Saudi Arabia has designated the Muslim Brotherhood a terrorist organisation as it escalates its crackdown on local jihadists.

A Ministry of Interior statement issued on 7 March announced that Riyadh had designated the Muslim Brotherhood and two other jihadist groups fighting with the Syrian rebels – the Nusra Front and the Islamic State in Iraq and the Levant – as terrorist groups.

The statement also gave Saudis fighting in Syria 15 days to return home. It follows a royal decree issued in February that stated that any citizen found guilty of fighting in conflicts abroad faced a jail sentence.

Hundreds of Saudis are reported to be fighting in Syria and analysts say Riyadh fears they could pose a security risk when they return home.

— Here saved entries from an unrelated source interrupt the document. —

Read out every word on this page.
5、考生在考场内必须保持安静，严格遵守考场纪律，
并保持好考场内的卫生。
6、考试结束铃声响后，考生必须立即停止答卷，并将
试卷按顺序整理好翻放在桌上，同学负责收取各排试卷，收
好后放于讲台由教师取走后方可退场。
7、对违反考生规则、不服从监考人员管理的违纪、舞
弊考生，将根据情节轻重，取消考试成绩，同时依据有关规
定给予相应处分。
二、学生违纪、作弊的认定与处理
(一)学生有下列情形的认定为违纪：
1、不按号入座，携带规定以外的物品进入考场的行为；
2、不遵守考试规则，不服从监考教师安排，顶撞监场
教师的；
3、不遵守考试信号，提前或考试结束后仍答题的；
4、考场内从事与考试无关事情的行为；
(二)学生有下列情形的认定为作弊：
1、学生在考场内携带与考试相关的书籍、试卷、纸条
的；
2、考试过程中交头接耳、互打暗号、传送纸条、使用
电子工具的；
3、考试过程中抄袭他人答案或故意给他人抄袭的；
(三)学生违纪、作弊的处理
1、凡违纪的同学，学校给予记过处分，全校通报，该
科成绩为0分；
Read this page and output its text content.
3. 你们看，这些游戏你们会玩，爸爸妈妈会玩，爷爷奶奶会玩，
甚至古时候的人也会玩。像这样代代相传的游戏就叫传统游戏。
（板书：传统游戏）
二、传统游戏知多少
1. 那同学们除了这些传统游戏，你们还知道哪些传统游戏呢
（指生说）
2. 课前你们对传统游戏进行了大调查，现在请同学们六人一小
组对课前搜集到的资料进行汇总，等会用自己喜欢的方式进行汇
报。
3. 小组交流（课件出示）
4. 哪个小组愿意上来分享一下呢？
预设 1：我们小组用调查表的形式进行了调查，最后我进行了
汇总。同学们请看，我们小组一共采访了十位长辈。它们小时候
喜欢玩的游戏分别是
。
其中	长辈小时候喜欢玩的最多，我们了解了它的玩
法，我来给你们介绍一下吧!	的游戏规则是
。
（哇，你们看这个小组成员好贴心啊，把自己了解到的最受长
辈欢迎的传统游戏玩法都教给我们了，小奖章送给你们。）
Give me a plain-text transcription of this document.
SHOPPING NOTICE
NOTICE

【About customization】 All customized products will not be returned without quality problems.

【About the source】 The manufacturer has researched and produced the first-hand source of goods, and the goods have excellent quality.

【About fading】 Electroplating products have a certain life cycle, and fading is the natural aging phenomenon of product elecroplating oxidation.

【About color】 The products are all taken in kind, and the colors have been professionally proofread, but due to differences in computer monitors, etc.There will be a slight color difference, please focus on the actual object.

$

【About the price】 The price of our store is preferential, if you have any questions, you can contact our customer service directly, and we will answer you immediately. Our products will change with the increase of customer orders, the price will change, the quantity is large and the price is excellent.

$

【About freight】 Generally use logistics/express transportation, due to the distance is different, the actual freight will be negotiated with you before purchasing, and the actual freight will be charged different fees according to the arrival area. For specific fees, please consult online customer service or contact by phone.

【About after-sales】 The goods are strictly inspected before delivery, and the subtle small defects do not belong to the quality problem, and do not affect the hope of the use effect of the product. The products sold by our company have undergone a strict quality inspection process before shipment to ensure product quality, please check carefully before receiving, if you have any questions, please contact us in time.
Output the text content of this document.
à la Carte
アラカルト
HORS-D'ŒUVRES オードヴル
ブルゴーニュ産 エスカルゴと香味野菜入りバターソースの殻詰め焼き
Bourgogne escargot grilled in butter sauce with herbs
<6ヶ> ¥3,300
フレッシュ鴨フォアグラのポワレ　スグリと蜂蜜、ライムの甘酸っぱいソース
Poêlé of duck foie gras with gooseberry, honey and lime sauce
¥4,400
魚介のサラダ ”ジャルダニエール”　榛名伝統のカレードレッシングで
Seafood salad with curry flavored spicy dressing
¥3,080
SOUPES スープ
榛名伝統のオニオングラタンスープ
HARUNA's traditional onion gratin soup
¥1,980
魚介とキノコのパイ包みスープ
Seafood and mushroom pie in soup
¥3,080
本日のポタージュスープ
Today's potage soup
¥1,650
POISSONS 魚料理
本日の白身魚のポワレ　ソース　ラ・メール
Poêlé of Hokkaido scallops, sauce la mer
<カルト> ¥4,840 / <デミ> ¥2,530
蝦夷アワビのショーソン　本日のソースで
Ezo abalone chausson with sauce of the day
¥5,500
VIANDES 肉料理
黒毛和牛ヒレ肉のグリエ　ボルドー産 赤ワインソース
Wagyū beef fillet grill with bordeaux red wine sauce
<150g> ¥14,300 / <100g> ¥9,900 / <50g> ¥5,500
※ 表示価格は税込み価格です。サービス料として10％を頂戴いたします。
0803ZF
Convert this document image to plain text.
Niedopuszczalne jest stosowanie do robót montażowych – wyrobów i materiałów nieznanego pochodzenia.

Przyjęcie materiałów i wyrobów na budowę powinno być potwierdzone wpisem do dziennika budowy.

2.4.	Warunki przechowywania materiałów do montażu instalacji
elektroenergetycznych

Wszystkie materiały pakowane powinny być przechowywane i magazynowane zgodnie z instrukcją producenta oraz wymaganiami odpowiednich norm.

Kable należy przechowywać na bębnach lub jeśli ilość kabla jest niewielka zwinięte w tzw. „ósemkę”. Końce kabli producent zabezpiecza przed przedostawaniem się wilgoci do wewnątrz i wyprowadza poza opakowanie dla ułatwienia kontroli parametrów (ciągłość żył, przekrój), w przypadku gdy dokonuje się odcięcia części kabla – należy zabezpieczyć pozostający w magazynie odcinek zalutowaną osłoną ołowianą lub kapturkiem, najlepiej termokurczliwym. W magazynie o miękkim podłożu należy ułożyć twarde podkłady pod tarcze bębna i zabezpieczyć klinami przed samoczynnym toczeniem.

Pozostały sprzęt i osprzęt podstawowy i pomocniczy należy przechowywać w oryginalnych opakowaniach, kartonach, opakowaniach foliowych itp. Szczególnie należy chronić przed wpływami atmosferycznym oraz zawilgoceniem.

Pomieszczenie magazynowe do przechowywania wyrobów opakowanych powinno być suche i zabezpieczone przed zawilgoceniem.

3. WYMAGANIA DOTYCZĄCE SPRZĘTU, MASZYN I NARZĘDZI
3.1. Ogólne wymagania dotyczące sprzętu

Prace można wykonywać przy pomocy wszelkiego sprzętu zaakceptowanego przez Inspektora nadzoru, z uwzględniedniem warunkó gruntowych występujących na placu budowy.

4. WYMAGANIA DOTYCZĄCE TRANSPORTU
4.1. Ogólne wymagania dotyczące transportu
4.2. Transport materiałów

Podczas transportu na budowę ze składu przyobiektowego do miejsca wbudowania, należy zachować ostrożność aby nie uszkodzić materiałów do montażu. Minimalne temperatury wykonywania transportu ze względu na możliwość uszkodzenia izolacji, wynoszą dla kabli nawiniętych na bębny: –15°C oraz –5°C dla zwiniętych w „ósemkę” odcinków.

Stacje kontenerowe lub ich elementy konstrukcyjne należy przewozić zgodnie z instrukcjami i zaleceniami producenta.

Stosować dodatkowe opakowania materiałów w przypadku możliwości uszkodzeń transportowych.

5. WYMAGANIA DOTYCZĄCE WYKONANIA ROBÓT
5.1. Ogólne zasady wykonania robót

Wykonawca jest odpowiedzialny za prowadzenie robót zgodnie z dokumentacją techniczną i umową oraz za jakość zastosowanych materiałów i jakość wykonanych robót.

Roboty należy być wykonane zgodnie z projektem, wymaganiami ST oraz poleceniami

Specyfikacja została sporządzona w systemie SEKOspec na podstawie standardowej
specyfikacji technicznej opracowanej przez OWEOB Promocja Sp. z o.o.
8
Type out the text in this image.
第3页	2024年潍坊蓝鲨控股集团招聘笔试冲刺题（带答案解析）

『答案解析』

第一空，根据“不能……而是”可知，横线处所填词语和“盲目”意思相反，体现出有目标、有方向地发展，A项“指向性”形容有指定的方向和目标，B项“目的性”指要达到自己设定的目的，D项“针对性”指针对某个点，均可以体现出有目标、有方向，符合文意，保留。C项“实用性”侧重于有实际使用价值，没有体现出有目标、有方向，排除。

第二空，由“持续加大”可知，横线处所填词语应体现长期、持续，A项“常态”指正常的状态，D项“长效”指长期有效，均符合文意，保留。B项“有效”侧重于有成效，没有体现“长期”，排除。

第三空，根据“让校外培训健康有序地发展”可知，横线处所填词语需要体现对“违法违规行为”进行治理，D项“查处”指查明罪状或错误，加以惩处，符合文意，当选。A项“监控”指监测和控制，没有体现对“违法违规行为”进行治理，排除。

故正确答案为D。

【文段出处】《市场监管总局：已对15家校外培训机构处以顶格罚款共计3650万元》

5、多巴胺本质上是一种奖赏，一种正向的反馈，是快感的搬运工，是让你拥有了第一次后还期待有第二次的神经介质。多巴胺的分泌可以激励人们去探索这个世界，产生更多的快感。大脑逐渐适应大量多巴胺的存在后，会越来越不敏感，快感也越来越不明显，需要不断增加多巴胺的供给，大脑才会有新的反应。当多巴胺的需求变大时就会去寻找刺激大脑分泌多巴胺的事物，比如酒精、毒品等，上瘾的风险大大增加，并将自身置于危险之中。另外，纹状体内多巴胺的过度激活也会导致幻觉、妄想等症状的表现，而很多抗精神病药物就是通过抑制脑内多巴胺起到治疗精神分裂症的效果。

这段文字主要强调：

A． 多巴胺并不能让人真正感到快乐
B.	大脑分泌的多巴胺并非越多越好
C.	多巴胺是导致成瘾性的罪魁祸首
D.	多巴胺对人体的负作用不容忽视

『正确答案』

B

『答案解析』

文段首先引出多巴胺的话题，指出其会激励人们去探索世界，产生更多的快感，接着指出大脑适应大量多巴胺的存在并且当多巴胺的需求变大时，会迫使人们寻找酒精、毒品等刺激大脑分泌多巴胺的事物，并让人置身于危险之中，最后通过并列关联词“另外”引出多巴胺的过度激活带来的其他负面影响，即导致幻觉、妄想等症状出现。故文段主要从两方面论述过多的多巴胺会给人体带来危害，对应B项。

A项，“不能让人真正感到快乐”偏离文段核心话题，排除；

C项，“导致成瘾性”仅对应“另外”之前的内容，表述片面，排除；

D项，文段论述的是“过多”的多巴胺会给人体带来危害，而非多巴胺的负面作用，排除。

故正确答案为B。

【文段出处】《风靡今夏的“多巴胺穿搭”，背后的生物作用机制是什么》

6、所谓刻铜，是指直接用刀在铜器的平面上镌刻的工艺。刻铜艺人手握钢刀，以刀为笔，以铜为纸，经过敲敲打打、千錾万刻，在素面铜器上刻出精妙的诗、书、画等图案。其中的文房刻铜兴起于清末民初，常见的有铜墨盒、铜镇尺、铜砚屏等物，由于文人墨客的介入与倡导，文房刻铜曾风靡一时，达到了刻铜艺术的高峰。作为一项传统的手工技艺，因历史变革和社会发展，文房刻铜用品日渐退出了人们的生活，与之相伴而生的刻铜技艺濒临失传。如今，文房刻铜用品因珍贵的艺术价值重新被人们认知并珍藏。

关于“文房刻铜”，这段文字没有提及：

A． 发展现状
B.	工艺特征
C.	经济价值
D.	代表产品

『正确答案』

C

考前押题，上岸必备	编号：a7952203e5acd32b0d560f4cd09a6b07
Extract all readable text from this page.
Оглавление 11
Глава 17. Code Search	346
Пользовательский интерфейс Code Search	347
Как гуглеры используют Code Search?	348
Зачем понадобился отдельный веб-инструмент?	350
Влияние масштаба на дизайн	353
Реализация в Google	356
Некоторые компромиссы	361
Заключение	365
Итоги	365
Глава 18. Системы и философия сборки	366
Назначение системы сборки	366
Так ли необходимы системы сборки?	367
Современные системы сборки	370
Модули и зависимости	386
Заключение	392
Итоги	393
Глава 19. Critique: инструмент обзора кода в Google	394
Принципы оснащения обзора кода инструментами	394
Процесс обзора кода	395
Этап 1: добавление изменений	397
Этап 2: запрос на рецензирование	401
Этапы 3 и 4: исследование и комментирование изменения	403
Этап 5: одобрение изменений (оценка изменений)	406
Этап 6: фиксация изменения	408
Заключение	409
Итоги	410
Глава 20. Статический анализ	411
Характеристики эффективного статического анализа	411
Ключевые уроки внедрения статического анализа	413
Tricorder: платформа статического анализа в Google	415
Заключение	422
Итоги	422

Although the kingdom has supported the Sunni-led rebels fighting to overthrow Syrian President Bashar al-Assad, it has long feared a backlash from radical jihadist groups.

Last month, King Abdullah decreed jail terms of up to 20 years for anyone belonging to “terrorist groups” or fighting abroad. The new law also promised tough sanctions for anyone backing the incriminated organisations.

The latest development is also set to escalate tensions between Riyadh and Doha. Earlier this week, Saudi Arabia, UAE and Bahrain withdrew their ambassadors from Doha, for its support of the Muslim Brotherhood in Egypt.

The Muslim Brotherhood is already banned in Saudi Arabia.